In particular, Iskandar Malaysia is set to benefit immensely from the RTS Link by resolving the present inefficient road connectivity which has deterred investors. The economic segments projected to benefit significantly from the RTS Link include the property, manufacturing, hospitality, medical and retail sectors.
The success of the RTS Link project thus depends on how the PH government values its worth – both in terms of tangible economic benefits and the intangible benefits of closer Malaysia-Singapore ties. More than the question of affordability, the project’s progress hinges on the new government’s priorities. And that may boil down to the man at the helm who is setting the tone.
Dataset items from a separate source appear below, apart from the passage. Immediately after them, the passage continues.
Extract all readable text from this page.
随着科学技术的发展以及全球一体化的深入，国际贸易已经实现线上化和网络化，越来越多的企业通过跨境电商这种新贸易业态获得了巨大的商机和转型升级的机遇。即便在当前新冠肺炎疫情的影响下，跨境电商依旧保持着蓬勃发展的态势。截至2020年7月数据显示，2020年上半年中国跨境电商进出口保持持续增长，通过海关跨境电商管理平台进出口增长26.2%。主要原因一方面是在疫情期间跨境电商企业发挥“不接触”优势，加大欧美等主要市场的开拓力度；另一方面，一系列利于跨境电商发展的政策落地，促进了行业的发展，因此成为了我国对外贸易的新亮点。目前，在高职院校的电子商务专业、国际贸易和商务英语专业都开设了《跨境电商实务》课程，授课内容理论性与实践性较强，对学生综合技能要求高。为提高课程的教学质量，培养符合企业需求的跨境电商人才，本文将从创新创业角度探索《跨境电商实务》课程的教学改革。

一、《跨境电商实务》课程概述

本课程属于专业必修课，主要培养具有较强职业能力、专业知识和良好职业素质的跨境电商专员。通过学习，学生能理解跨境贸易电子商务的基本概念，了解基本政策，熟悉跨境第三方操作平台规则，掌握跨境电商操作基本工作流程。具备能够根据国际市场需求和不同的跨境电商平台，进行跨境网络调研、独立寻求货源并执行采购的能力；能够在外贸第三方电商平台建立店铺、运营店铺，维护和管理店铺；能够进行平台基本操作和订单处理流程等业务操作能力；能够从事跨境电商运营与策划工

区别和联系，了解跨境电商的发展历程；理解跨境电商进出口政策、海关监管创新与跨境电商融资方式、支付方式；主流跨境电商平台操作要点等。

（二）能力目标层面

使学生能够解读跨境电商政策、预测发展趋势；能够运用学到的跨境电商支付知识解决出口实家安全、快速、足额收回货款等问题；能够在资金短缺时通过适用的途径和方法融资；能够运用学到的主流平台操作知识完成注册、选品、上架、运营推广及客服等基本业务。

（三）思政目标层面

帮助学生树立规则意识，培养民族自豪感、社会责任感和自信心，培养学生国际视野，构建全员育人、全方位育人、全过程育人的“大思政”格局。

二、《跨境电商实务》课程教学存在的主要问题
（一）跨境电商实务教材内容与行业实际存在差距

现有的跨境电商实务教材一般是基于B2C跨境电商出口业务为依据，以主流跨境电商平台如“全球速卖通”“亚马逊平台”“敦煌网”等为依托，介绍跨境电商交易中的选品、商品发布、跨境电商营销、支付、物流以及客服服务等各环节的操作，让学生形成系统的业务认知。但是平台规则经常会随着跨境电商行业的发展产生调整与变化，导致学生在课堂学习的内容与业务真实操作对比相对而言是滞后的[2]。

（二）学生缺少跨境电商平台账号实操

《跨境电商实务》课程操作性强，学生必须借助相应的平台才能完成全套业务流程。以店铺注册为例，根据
Improved Malaysia-Singapore relations require a shift in mindset
Personalities can play a substantial role in politics, especially when it comes to the head of government. Bilateral ties were relatively strong under the watch of Najib Razak and Lee Hsien Loong. With Mahathir guiding the ship, the Straits of Johor has become choppy.
The resurgence of bilateral spats is reminiscent of the ‘confrontational diplomacy and barbed rhetoric’ between Malaysia and Singapore which characterised Mahathir’s time as prime minister from 1981 to 2003. Mahathir’s past foreign policy practices have earned him a reputation of taking an obstinate “my way or the highway” approach, when dealing with his Singaporean counterparts.
If the two neighbours desire stable and conducive ties, a mindset shift is required. Their leaders need to put down their historical baggage. They must reject nationalism fuelled by bilateral rivalry. The RTS Link is a step in the right direction and an opportunity to restore calm across the Straits of Johor. Malaysia and Singapore need to build, not break, bridges.